Kunzea ericoides



Kanuka is a medium-sized native tree that can grow up to 25 metres tall. It has a slender trunk with rough and flakey bark that can peel off in papery strips. Kanuka leaves are narrow, pointed and prickly, with a unique and distinctive aroma when crushed. Kanuka produces small clusters of small white and pink flowers in summer. 


Kanuka is found throughout New Zealand in forests, shrubland and wetlands. It is one of the first tree species to be distributed and is an essential pioneer species. 

Cultural Importance

Kanuka has a range of traditional medicinal uses, including treating colds, cuts, and skin conditions. The bark and leaves were also used for weaving, and the wood was used for firewood and making tools.

Ecological Role

Kanuka is an important component of many New Zealand ecosystems and provides habitat and food for many native species, including birds, insects, and lizards. It is also an important species for ecological restoration, as it helps to stabilise soil and prevent erosion.

Associated Birds

Silvereye: Silvereyes, also known as waxeyes, are small passerine birds. They are often found in Kanuka forests, where they feed on the nectar, fruit, and insects associated with the tree.

Kereru: Kereru, or New Zealand pigeons, are large, endemic birds known for their distinctive appearance and iridescent feathers. They are known to feed on the leaves, buds, and flowers of the Kanuka tree.

Grey warbler: Grey warblers are small insectivorous birds that are commonly found in Kanuka forests. They construct delicate nests among the branches and feed on the insects that live in and around the trees.

New Zealand falcon: The New Zealand falcon, also known as karearea, is a bird of prey that inhabits various habitats, including Kanuka forests. They hunt small birds and mammals found in the forest, taking advantage of the tree's dense foliage for cover.

Whitehead: Whiteheads are small songbirds that are often found in Kanuka forests. They forage for insects and spiders on the tree's branches and are known for their distinctive white heads, giving them their name.

Rifleman: Riflemen are one of the smallest birds in New Zealand and are known for their rapid movements and agility. They can be found in Kanuka forests, where they search for insects and spiders among the tree's foliage.

Bellbird: The Bellbird, or Korimako, is a medium-sized songbird with a melodious and bell-like call. They are attracted to the nectar-rich flowers of Karamu trees and also consume berries and insects.

Fantail: The Fantail, or Pīwakawaka, is an agile bird known for its distinctive fan-shaped tail and acrobatic flight. They can often be spotted in Karamu trees, where they hunt insects by fluttering and flicking their tail.
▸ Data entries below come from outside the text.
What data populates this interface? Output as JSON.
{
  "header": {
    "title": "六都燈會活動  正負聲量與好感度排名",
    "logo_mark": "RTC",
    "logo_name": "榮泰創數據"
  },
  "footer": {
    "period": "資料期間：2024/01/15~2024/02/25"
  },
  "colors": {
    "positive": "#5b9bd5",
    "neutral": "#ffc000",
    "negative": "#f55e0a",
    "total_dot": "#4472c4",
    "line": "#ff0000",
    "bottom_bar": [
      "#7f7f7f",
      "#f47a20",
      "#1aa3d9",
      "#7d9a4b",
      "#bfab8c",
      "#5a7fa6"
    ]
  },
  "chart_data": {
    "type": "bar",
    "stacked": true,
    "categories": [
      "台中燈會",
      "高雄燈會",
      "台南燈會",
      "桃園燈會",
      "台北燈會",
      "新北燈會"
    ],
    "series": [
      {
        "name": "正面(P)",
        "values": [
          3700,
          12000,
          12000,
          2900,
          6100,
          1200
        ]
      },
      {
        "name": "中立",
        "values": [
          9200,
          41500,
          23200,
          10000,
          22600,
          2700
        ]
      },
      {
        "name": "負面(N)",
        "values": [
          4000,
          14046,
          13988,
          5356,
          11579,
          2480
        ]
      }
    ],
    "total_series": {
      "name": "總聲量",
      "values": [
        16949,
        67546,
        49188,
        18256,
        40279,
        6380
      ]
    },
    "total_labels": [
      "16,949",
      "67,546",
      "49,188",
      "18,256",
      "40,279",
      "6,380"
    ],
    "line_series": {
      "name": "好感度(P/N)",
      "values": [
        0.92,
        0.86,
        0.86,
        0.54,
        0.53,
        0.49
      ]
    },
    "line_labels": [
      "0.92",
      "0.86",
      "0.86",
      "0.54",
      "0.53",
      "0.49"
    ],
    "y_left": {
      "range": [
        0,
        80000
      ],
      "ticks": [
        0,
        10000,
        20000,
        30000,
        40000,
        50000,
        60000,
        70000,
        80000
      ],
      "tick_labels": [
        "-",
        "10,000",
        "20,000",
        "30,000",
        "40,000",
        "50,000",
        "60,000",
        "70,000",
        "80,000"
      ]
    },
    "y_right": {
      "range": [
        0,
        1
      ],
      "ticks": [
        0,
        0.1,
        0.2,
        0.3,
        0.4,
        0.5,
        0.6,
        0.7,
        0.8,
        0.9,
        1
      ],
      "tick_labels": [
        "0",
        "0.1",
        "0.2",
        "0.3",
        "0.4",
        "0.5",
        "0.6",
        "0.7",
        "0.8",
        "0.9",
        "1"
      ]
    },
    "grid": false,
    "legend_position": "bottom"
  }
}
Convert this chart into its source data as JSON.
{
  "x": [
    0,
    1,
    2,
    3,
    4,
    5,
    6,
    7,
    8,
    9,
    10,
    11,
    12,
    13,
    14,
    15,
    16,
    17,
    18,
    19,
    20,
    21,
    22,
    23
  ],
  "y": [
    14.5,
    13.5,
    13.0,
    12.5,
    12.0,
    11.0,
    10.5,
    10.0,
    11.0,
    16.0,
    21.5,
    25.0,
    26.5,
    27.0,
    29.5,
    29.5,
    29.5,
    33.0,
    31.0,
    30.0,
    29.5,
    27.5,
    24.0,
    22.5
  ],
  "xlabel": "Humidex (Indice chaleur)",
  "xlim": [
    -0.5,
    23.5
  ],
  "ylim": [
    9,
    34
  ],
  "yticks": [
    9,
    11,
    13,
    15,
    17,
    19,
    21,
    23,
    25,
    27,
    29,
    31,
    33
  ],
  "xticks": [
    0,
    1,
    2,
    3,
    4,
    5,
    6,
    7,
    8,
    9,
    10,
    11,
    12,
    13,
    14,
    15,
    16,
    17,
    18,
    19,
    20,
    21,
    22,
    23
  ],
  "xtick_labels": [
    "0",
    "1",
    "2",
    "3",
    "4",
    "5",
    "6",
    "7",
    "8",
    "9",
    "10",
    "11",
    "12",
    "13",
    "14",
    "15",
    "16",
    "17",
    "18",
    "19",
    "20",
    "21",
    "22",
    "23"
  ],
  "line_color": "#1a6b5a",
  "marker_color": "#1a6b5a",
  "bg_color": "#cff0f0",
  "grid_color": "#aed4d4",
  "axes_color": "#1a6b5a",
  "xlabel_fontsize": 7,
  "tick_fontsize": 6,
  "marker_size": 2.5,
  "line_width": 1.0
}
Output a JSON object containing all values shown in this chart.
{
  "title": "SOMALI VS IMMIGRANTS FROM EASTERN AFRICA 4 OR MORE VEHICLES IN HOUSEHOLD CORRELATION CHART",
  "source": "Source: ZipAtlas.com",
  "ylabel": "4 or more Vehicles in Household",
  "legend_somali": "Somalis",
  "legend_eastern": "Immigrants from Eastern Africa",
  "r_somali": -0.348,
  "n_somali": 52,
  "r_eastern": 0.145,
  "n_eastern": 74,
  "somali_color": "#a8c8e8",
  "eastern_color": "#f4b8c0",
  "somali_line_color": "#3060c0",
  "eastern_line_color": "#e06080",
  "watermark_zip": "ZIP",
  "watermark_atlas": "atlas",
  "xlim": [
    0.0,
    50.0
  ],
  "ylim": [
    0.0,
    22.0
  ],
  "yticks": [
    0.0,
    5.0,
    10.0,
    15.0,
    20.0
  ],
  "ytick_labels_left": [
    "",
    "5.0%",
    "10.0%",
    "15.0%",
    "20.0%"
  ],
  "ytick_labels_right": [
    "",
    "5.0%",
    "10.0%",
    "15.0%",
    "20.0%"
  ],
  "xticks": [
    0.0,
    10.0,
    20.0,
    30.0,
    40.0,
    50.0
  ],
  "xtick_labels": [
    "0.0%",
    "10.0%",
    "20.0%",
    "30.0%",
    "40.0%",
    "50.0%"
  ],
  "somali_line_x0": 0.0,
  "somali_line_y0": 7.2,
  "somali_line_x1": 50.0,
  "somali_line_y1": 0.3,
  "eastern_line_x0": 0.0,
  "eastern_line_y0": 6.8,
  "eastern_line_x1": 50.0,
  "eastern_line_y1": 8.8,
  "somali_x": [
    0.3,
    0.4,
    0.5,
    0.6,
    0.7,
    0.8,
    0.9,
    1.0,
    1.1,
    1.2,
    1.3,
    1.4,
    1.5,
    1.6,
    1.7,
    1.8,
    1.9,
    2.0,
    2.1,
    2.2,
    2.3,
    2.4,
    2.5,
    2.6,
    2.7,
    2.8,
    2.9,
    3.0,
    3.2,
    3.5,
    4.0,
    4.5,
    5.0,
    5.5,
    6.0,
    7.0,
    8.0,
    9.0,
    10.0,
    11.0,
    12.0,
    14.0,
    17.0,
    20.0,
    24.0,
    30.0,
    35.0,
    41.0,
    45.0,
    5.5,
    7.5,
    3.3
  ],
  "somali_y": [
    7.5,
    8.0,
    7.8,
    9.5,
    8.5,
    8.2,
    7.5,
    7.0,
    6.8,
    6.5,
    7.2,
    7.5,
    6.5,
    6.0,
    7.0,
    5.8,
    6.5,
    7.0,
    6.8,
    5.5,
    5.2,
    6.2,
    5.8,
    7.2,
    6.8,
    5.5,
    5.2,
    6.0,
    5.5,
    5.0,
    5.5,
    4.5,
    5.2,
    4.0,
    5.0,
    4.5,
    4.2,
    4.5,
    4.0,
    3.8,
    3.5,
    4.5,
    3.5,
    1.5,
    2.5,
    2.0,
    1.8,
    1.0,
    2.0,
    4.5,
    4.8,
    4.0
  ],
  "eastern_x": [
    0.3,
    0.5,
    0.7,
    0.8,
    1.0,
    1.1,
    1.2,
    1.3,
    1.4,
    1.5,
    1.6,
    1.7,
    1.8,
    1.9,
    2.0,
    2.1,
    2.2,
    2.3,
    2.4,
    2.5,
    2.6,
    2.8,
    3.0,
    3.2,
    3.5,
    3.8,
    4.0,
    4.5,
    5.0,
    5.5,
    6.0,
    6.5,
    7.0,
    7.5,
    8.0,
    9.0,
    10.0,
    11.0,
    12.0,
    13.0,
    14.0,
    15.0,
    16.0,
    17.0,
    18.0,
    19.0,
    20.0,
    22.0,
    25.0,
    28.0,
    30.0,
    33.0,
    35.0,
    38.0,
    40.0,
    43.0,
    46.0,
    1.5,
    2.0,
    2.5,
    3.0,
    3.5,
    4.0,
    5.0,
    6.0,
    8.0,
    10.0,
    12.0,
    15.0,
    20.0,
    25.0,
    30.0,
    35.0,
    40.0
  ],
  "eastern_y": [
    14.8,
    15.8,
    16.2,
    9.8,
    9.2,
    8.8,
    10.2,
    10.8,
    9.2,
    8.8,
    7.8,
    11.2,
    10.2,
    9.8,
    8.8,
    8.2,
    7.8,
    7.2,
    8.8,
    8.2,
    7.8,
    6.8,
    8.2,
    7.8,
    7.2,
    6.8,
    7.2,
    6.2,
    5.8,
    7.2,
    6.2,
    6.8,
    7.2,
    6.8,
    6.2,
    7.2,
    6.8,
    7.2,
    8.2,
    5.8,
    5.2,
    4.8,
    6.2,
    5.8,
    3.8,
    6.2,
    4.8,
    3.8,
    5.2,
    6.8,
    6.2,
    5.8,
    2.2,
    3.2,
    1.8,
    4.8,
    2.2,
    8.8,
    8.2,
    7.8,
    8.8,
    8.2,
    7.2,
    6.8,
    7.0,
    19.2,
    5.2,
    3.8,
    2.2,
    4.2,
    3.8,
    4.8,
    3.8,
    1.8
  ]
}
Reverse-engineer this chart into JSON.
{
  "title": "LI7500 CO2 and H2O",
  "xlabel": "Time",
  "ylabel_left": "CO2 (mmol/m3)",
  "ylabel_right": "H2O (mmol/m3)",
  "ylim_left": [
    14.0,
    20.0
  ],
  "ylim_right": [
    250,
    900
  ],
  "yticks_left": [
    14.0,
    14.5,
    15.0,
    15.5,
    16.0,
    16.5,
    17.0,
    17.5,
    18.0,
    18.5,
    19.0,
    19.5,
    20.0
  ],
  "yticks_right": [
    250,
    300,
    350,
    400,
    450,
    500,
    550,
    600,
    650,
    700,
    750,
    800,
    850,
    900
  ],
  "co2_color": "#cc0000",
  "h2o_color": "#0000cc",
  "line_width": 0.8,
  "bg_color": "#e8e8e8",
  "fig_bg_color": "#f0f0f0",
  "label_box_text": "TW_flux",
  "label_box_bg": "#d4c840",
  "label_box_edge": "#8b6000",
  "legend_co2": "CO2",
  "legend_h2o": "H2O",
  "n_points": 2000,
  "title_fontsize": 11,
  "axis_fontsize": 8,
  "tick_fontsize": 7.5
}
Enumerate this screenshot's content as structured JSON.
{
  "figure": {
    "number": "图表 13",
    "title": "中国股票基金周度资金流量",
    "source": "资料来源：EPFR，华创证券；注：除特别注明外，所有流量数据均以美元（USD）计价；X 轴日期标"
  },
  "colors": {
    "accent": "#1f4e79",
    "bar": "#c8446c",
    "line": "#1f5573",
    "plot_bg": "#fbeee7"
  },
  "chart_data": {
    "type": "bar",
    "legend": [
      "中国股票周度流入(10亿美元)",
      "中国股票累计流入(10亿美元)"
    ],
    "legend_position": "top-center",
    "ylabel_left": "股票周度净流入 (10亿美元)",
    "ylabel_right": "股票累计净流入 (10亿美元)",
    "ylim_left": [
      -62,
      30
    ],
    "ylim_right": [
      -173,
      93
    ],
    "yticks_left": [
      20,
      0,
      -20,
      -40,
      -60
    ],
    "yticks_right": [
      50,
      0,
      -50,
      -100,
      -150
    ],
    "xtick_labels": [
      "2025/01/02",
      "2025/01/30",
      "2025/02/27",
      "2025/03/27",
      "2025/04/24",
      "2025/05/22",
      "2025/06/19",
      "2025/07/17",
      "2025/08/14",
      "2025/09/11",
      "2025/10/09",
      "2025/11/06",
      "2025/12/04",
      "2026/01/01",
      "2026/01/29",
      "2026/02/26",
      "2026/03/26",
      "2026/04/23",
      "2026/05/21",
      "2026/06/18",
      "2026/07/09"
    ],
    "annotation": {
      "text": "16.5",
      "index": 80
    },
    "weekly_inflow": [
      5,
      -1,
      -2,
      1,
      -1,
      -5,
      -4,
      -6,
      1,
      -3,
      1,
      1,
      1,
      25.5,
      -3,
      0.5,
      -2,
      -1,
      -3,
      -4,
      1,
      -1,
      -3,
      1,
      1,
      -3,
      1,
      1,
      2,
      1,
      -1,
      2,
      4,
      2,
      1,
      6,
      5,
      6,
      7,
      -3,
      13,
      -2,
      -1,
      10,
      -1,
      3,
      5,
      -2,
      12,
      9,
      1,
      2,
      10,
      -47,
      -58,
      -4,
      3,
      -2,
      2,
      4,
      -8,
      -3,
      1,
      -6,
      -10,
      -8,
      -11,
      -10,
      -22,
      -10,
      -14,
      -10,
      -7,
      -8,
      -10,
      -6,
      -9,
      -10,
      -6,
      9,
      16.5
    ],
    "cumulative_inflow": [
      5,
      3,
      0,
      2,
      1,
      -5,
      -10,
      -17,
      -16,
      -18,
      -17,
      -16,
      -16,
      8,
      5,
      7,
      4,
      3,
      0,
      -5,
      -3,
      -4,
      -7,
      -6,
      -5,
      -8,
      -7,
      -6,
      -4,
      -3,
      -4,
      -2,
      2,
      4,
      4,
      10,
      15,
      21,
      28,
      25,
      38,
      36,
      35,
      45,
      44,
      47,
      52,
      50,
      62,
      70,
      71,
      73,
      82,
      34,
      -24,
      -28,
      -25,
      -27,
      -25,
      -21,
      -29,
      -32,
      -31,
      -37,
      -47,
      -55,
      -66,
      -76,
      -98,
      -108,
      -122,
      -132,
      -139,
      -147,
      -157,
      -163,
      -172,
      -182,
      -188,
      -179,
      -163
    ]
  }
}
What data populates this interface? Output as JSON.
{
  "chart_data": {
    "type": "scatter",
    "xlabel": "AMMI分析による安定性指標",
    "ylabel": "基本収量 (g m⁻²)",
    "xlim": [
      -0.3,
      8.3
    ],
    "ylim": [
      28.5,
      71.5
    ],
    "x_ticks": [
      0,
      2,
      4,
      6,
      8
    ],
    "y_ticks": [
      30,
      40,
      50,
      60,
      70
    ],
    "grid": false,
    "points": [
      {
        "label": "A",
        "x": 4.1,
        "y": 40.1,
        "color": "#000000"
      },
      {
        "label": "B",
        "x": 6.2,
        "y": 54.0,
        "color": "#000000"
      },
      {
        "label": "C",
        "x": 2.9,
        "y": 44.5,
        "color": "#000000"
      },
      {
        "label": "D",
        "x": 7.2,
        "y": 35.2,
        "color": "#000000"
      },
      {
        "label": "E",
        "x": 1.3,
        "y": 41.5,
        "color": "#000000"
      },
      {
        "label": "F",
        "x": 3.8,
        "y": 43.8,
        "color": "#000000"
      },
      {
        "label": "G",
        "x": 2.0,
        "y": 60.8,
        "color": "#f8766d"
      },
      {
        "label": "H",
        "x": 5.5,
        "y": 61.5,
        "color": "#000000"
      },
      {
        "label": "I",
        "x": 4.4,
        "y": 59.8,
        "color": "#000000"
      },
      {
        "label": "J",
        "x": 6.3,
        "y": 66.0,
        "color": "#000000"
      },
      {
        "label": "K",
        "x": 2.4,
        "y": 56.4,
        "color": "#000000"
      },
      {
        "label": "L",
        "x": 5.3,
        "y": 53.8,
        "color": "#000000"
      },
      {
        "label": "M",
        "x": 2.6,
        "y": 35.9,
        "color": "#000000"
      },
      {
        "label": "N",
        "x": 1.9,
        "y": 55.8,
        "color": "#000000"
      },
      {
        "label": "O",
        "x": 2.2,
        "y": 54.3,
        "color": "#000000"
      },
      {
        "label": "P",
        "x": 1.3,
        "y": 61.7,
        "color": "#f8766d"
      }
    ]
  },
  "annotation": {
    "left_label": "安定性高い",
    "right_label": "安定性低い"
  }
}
Tui: Tui birds are attracted to Karamu trees for their nectar-rich flowers. They have a beautiful plumage and a unique song, often engaging in impressive aerial displays while feeding on the Karamu tree's nectar.

Conservation Status

Kanuka is not currently considered a threatened species. However, it is subject to some pest control measures to protect it from browsing by introduced mammals such as deer and possums.

Interesting Facts

  • Kanuka honey is highly valued for its antibacterial properties and is used in wound dressings and other medical applications.
  • Kanuka is closely related to Manuka; the two species often grow together in the same habitats.
  • The wood of the Kanuka tree is rugged and durable and has been used for making tool handles, fence posts, and other small items.

Conservation Tips

To protect Kanuka and other native species, it is crucial to prevent the spread of pests and invasive species, support local conservation efforts, and practice responsible land use and management.